Reading & Writing · worksheet

    SAT Words in Context Worksheet

    Words-in-Context is one of the most common Digital SAT question types. You read a short academic passage and choose the word that fits the blank based on meaning and tone. These questions reward vocabulary breadth plus careful reading. This worksheet page turns that skill into a focused review asset: what to know, what to practice, and what to check before moving on.

    What this worksheet covers

    Words in Context belongs to the Craft and Structure domain on the Digital SAT Reading & Writing section.

    Use this as a one-skill worksheet before timed modules. The goal is not just to get questions right, but to recognize the pattern quickly under SAT timing.

    • Official skill: Words in Context
    • Section: Reading & Writing
    • Domain: Craft and Structure
    • Best use: focused drill session before a timed module

    Rules to remember

    Before drilling this skill, memorize the core rules below and keep them next to your scratch work.

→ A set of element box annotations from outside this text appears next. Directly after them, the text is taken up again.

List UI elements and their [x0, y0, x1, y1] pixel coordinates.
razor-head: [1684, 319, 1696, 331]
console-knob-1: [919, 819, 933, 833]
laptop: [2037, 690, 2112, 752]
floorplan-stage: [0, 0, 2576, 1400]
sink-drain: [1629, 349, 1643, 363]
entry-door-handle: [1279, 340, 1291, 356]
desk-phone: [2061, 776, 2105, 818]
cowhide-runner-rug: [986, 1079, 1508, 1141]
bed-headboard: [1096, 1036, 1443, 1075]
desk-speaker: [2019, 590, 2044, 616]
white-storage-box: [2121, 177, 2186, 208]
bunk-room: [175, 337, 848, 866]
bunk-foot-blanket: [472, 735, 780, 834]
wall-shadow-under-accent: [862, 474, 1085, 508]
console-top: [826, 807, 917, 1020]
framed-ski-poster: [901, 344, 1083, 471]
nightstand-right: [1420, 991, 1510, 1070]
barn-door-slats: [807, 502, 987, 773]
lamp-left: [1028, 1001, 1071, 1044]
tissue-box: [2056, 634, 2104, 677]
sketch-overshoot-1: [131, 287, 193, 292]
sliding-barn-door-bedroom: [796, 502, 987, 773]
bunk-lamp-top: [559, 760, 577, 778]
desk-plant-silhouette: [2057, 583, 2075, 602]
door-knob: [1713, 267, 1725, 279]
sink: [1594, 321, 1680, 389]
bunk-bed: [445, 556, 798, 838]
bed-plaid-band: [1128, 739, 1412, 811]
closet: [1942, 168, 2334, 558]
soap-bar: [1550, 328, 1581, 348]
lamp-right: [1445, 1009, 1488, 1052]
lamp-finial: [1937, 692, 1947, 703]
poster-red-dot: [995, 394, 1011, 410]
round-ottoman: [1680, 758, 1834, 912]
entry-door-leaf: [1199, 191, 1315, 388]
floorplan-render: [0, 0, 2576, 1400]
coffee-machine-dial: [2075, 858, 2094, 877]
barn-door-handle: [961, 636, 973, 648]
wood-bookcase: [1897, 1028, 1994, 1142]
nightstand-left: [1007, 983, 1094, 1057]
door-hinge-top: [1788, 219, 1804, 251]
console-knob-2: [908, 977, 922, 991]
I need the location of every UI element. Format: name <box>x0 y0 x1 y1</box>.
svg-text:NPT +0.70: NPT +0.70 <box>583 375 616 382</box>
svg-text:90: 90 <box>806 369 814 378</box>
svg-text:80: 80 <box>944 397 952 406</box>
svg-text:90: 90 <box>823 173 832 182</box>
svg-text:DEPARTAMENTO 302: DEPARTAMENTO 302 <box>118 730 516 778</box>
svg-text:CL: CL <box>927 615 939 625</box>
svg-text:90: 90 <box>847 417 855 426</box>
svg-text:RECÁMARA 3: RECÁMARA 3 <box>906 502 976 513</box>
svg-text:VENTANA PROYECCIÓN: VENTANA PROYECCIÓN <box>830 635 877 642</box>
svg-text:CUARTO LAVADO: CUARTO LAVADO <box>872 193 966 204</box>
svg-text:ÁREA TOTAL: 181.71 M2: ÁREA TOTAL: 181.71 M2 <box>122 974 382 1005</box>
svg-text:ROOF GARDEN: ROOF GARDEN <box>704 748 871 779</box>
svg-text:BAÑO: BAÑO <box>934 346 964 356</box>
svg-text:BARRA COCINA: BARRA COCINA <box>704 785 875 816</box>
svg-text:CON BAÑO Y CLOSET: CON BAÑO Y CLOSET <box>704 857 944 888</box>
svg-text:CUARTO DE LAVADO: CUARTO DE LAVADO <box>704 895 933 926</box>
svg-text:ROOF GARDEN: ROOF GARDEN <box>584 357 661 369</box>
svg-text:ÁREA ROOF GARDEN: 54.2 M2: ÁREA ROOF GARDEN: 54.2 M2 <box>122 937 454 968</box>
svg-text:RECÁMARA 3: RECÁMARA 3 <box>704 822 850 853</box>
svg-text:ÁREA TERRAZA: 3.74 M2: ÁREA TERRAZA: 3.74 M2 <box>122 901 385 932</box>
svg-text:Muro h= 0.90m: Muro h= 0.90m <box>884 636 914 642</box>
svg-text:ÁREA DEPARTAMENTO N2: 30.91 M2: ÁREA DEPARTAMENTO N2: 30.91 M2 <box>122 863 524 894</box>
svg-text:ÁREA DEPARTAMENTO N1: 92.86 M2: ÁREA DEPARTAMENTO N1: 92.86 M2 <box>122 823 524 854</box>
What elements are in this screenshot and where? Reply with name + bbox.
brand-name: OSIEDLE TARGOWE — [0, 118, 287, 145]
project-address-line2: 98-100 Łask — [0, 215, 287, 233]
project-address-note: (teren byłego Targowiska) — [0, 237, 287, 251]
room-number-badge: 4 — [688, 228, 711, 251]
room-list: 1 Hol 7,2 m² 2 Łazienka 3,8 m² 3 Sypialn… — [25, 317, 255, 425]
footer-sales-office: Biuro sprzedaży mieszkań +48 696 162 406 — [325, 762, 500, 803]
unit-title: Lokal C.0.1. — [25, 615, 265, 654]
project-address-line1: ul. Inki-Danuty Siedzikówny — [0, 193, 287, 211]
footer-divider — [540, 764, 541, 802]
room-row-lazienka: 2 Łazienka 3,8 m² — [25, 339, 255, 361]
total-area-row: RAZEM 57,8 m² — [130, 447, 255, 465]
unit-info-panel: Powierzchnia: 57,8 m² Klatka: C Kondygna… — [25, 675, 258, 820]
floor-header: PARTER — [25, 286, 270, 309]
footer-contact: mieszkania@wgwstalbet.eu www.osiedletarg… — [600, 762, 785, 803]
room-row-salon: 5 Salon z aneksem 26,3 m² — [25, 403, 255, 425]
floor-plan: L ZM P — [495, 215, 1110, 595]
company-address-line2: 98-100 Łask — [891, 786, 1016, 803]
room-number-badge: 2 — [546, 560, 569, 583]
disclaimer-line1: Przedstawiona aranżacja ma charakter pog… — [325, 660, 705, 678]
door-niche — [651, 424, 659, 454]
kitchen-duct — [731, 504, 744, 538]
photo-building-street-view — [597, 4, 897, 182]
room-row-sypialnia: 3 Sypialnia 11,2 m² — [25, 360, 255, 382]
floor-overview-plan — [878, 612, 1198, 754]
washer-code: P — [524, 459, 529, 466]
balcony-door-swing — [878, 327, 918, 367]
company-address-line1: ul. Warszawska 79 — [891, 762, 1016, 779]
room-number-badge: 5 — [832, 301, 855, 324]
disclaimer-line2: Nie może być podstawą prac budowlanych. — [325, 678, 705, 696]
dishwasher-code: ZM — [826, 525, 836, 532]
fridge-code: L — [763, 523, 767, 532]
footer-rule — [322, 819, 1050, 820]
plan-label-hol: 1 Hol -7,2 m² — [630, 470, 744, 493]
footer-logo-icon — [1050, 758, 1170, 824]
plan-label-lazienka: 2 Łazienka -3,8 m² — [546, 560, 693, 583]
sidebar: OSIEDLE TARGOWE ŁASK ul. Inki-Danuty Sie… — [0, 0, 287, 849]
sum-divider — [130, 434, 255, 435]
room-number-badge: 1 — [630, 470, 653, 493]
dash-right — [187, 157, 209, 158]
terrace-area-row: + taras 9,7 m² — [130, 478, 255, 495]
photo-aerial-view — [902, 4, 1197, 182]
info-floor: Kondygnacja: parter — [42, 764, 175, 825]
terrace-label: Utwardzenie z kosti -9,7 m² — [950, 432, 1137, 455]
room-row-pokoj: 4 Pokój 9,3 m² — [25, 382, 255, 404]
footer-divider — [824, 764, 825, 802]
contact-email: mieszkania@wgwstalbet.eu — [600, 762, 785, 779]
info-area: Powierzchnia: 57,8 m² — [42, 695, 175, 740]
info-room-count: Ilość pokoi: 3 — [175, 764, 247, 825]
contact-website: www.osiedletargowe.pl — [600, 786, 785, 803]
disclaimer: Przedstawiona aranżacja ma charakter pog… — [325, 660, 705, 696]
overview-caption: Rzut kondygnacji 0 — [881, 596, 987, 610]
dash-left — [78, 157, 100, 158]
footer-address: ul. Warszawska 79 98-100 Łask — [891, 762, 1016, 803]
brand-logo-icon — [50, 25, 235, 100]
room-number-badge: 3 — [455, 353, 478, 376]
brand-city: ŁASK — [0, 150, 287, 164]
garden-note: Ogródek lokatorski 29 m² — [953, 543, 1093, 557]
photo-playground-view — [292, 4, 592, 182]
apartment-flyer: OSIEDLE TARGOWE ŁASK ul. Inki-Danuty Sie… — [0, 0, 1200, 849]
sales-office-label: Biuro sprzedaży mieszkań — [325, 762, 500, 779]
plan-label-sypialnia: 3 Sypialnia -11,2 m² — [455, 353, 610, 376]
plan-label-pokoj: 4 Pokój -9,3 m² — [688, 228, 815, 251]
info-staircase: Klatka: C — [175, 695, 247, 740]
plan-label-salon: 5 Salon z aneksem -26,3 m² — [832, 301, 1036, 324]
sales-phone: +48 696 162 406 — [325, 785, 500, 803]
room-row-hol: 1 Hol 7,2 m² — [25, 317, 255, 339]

    • Predict a word in your own language before looking at the choices.
    • Eliminate choices that are close but carry the wrong connotation.
    • Build your vocabulary from our free SAT vocabulary list.

    Practice routine

    Start untimed until you can explain the pattern. Then switch to timed sets so the skill holds up inside a full module.

    • Do 10 warmup questions and write down every mistake type.
    • Do 20 timed questions from the same skill.
    • Review missed questions without looking at the explanation first.
    • Repeat the misses 48 hours later to confirm the fix stuck.

    Practice on 1600.now

    FAQs

    How do I practice SAT words in context?

    Drill words in context as its own skill first, then mix it into timed modules. Isolated practice builds the pattern; timed modules prove you can use it under pressure.

    Is words in context important on the Digital SAT?

    Yes. It is part of the official Craft and Structure domain for the SAT Reading & Writing section, so it can appear on real test forms.

    Should I review explanations after every question?

    Review every missed or guessed question. Correct guesses still hide weak reasoning, and weak reasoning becomes expensive on hard Module 2.